Büyükerşen ile bir görüşmeniz oldu mu?

Yok hayır. Bir görüşmem olmadı. 3,5 yıldır belediye meclis üyesiyim. Bugüne kadar benim, ne bir grupla, ne de Hoca aleyhine olumsuz bir davranışım ya da çatışmam olmamıştır. Uyumla çalıştık. Benim Hoca ile ya da başka biriyle bir problemim olamaz.


 

Adaylık açıklamanızda sık sık parti içine yönelik birlik ve beraberlik mesajı verdiniz. Küskünler için parti binasını işaret ettiniz? Bu vurgunun altındaki neden nedir?

Birlik ve beraberlik olmadan bizim bu gemiyi yüzdürmemiz çok zor. Bizim partide bazen ayrılıkların çok körüklendiğini görüyorum. Bunun sonuç verdiği zamanlar da var. Bazen küskünlükler olabiliyor.  Belki hala vardır. Söylediğim genel anlamda budur. Ben, her kademe ile aynı dil içerisinde, kimseye farklı bakmayan bir yönetim anlayışı benimseyeceğim. Bu göreve seçilirsem eğer kimse beni bir kavganın içerisinde göremeyecek. İl başkanıyla da, belediye başkanlarıyla da…

Farklı bir yönetim anlayışını benimseyeceğinizi söylediniz? Biraz açabilir misiniz bunu. Nasıl bir yönetim anlayışı?

Söylem siyasetinden, artık eylem siyasetine geçme taraftarıyım. Çünkü siyaset tamamen söyleme boğuldu. Genel siyasette de böyle. Mahalleleri de bu işin içine katmaktan yanayım. Partiye bakıyorsunuz ilçe yönetimi ve başkan. Başka hiçbir şey gözükmüyor. Böyle olmamalı.

Bir yönetim listesi oluştu mu?

Bu süreçte öneriler oluyor ancak şuanda yönetimle ilgili herhangi bir çalışmam yok. Mahallelere yaptığım ziyaretleri bitirdiğim zaman elbette ki bende de bir fikir oluşacak. O zaman oturup bunu değerlendireceğiz. Şuana kadar aklımın ucundan herhangi bir isim geçmedi.


 

İl Başkanı değişmez ve Sinan Özkar ile devam edilirse, uyum sorunu yaşar mısınız?
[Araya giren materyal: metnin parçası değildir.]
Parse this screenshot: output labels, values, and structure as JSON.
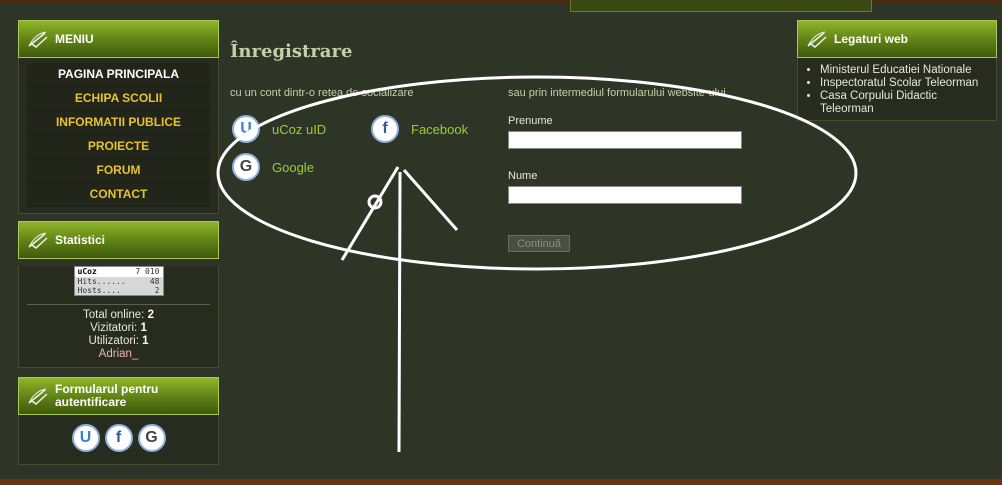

Sinan Bey benim meslektaşım. Yıllardır tanıdığım bir kişi. Şuanda benim Sinan Bey ile ilgili şahsi bir sorunum yok. Zaten şahsi bir şeyi siyasetin önüne koyarsak yanlış yaparız. Kim seçilirse seçilsin uyum içinde çalışırım. Hiçbir sıkıntı olmaz.

Şuanda Tepebaşı İlçe Başkanlığı için iki aday var. Biri siz diğeri ise Yalçın Komşu. Şansınızı nasıl görüyorsunuz?
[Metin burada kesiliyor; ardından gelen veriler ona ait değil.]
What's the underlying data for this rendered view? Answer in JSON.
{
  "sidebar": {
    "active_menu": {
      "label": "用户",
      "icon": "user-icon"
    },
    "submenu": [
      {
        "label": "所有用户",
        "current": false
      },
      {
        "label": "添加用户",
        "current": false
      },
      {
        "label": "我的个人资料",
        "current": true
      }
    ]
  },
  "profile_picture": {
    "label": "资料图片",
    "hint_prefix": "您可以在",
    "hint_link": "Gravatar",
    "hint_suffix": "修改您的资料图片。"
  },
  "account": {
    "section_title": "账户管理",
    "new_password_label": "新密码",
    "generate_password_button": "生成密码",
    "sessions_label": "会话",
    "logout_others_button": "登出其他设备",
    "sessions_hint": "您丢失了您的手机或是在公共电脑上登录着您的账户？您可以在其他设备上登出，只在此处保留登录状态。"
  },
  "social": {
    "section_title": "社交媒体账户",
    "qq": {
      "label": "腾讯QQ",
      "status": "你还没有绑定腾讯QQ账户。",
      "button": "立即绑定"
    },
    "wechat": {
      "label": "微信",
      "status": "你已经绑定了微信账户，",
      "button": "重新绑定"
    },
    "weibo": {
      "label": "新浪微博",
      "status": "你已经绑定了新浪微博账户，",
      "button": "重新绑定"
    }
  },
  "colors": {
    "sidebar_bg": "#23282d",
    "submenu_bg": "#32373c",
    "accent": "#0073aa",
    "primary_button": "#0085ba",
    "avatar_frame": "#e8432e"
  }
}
Ben şansımı, delegelerden aldığım dönüşlere göre değerlendiririm. Delege sayısı itibariyle yarısından çoğunu gezdim mahallelerin. Tümüne yakınının desteğini alacağım kanaatindeyim. Elbette ki bu iki adaylı bir yarış. Tüm oyları alacağımı söylemiyorum. Ancak şuana kadar ki benim yaptığım çalışmada kendi açımdan bir sıkıntı görmüyorum.

Kızılcıklı’da bir seçim bürosu açtınız. Neden böyle bir büroya ihtiyaç duyuldu?
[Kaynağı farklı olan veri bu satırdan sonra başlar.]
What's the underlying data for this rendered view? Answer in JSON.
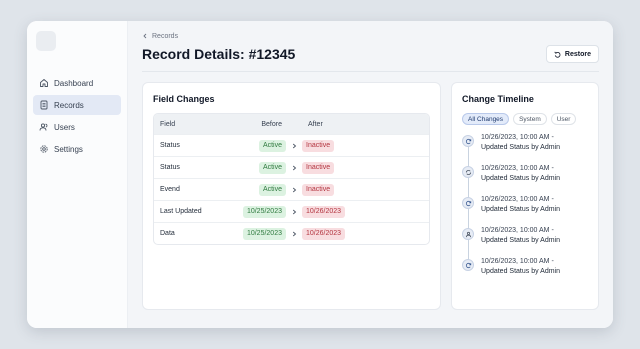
{
  "sidebar": {
    "items": [
      {
        "label": "Dashboard",
        "icon": "home-icon"
      },
      {
        "label": "Records",
        "icon": "document-icon",
        "active": true
      },
      {
        "label": "Users",
        "icon": "users-icon"
      },
      {
        "label": "Settings",
        "icon": "gear-icon"
      }
    ]
  },
  "header": {
    "breadcrumb": "Records",
    "title": "Record Details: #12345",
    "restore_label": "Restore"
  },
  "field_changes": {
    "title": "Field Changes",
    "columns": [
      "Field",
      "Before",
      "After"
    ],
    "rows": [
      {
        "field": "Status",
        "before": "Active",
        "after": "Inactive"
      },
      {
        "field": "Status",
        "before": "Active",
        "after": "Inactive"
      },
      {
        "field": "Evend",
        "before": "Active",
        "after": "Inactive"
      },
      {
        "field": "Last Updated",
        "before": "10/25/2023",
        "after": "10/26/2023"
      },
      {
        "field": "Data",
        "before": "10/25/2023",
        "after": "10/26/2023"
      }
    ]
  },
  "timeline": {
    "title": "Change Timeline",
    "filters": [
      "All Changes",
      "System",
      "User"
    ],
    "active_filter": "All Changes",
    "entries": [
      {
        "time": "10/26/2023, 10:00 AM -",
        "action": "Updated Status by Admin",
        "icon": "refresh-icon"
      },
      {
        "time": "10/26/2023, 10:00 AM -",
        "action": "Updated Status by Admin",
        "icon": "sync-icon"
      },
      {
        "time": "10/26/2023, 10:00 AM -",
        "action": "Updated Status by Admin",
        "icon": "refresh-icon"
      },
      {
        "time": "10/26/2023, 10:00 AM -",
        "action": "Updated Status by Admin",
        "icon": "user-icon"
      },
      {
        "time": "10/26/2023, 10:00 AM -",
        "action": "Updated Status by Admin",
        "icon": "refresh-icon"
      }
    ]
  },
  "colors": {
    "accent": "#e3e9f5",
    "before_pill": "#dcf2e1",
    "after_pill": "#f8dde0"
  }
}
Bu dönemler, bürolarda kulislerin çok yoğun döndüğü dönemlerdir. Birisinin iş yerinde, birisinin bürosunda sürekli toplantılar… Bunun doğru olmadığını düşündüm. Üyeyle, delegeyle, partiliyle bu süreçte seçim bürosunda buluşup, kendimizi anlatacağımız bir yer olsun istedim.

Bundan önceki Odunpazarı’na kongresine Ataç’ın, Tepebaşı kongresine ise Kurt’un müdahil olduğunu gördük. Bu dönemde böyle bir şey yaşandı mı sizce?

Kazım Bey’in Tepebaşı’ndaki sürece müdahalesini hiç hissetmedim. Dedikodular çıkıyor. Kazım Bey’in ağzından hiç duymadık sonuçta; ‘Tepebaşı’nda adayımız şudur’ diye…



 

ATİLAY DALGIÇ KİMDİR?

1968 Çifteler doğumluyum. Ankara Üniversitesi Hukuk Fakültesi’ni bitirdim. 20 yıldır Eskişehir’de avukatlık yapıyorum. 99’da DSP ile siyasete girdim. 2001-2002’ye kadar DSP yönetiminde görev aldım. Sonra Cumhuriyet Halk Partisi’ne katıldım.  Yönetimlerde görev aldım. 2011’de milletvekili aday adayı oldum. 2014’de Çifteler’den Belediye Meclis Üyesi adayı oldum. Hala Çifteler ve Büyükşehir Belediye Meclisi Üyesi olarak görevimi sürdürüyorum.  Evliyim ve iki çocuğum var.